Owen akhirnya menceritakan maksud kedatangannya ke kampus Rion karena ingin mengabarkan kalau Opa Frederic-lah yang dirawat di rumah sakit.

"Apa? Opa sakit? Sakit apa?" Mata sipit Rion membelalak saat mendengar cerita Owen.

"Opa dibawa ke rumah sakit satu jam lalu dan aku pun mendapatkan kabar dari Ibu saat masih di kantor."

"Tapi, Kak, aku tidak bisa ke rumah sakit sekarang karena masih ada kelas."

"Iya, tidak apa-apa. Sebisanya kamu saja karena Opa saat ini juga sedang beristirahat," jawab Owen, bermaksud menenangkan Rion yang memang dianggap dekat dengan Opa Frederic.

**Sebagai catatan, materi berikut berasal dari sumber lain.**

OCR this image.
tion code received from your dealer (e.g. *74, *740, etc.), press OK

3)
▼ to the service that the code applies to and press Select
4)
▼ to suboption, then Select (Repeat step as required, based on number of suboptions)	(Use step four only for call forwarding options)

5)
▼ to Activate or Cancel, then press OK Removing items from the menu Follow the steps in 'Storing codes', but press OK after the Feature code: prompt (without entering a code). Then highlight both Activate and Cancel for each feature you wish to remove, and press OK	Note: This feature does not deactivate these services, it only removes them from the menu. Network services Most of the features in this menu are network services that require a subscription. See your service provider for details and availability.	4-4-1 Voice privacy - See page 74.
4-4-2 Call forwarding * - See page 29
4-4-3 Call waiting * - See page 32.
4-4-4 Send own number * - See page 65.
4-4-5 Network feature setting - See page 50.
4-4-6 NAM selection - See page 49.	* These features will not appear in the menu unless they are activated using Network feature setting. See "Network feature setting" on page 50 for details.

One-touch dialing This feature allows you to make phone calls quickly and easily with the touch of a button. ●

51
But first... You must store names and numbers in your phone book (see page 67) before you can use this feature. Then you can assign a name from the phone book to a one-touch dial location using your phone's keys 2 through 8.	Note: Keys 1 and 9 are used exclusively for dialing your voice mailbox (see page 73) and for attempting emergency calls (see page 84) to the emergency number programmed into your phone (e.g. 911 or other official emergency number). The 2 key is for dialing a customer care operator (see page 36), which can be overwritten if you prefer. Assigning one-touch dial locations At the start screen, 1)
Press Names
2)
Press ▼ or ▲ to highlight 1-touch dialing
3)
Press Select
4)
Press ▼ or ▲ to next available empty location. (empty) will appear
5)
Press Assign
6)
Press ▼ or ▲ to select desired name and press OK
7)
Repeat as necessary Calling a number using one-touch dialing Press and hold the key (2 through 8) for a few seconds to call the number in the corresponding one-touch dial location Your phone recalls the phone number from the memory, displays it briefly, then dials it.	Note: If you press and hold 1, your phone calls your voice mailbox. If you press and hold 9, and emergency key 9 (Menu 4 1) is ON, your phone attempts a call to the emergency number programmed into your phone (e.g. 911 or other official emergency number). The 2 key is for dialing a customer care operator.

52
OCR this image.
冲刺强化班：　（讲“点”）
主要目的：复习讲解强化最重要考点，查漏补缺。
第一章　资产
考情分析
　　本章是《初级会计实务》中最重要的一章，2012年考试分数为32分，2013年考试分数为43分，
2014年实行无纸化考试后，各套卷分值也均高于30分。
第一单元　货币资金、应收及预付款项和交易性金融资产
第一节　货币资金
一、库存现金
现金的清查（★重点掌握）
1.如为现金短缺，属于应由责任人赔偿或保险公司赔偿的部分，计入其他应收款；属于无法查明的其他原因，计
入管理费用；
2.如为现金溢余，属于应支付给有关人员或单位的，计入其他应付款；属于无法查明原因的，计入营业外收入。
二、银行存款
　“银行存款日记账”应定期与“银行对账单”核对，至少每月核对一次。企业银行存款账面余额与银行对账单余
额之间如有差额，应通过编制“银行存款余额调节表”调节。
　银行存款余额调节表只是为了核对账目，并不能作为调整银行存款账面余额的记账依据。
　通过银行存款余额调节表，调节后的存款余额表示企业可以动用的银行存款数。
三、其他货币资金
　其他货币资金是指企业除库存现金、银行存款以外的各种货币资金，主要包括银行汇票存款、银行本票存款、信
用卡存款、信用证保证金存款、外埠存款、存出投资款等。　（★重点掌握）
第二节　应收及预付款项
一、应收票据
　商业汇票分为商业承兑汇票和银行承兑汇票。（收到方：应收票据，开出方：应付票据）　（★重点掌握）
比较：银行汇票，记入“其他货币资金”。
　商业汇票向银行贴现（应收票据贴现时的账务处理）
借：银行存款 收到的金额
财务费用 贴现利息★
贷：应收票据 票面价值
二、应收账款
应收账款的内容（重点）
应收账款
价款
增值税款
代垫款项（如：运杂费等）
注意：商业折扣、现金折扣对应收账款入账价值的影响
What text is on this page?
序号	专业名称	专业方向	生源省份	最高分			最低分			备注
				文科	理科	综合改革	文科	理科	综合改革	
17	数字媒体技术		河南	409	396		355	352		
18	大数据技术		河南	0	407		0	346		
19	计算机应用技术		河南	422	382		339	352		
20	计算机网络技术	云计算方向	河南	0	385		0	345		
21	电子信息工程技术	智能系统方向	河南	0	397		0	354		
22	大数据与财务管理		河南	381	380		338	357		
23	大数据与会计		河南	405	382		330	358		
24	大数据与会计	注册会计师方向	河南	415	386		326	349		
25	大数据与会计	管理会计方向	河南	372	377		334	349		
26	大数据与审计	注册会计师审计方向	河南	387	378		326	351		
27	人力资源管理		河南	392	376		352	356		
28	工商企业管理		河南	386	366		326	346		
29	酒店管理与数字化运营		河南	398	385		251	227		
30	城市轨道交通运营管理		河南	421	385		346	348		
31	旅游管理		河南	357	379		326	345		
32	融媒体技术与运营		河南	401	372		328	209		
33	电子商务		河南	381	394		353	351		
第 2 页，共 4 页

"Kenapa Kakak malah repot datang ke sini? Bukankah Kak Owen bisa telpon aku?" Rion memicingkan mata seolah-olah sedang mencari hal yang mungkin saja disembunyikan oleh kakak tirinya itu.

"Ponselmu tidak aktif," jawab Owen.

Rion akhirnya turun dari Mercy tersebut dan tidak lama setelah pintu ditutup, mobil itu melesat dengan kecepatan tinggi meninggalkan kampus.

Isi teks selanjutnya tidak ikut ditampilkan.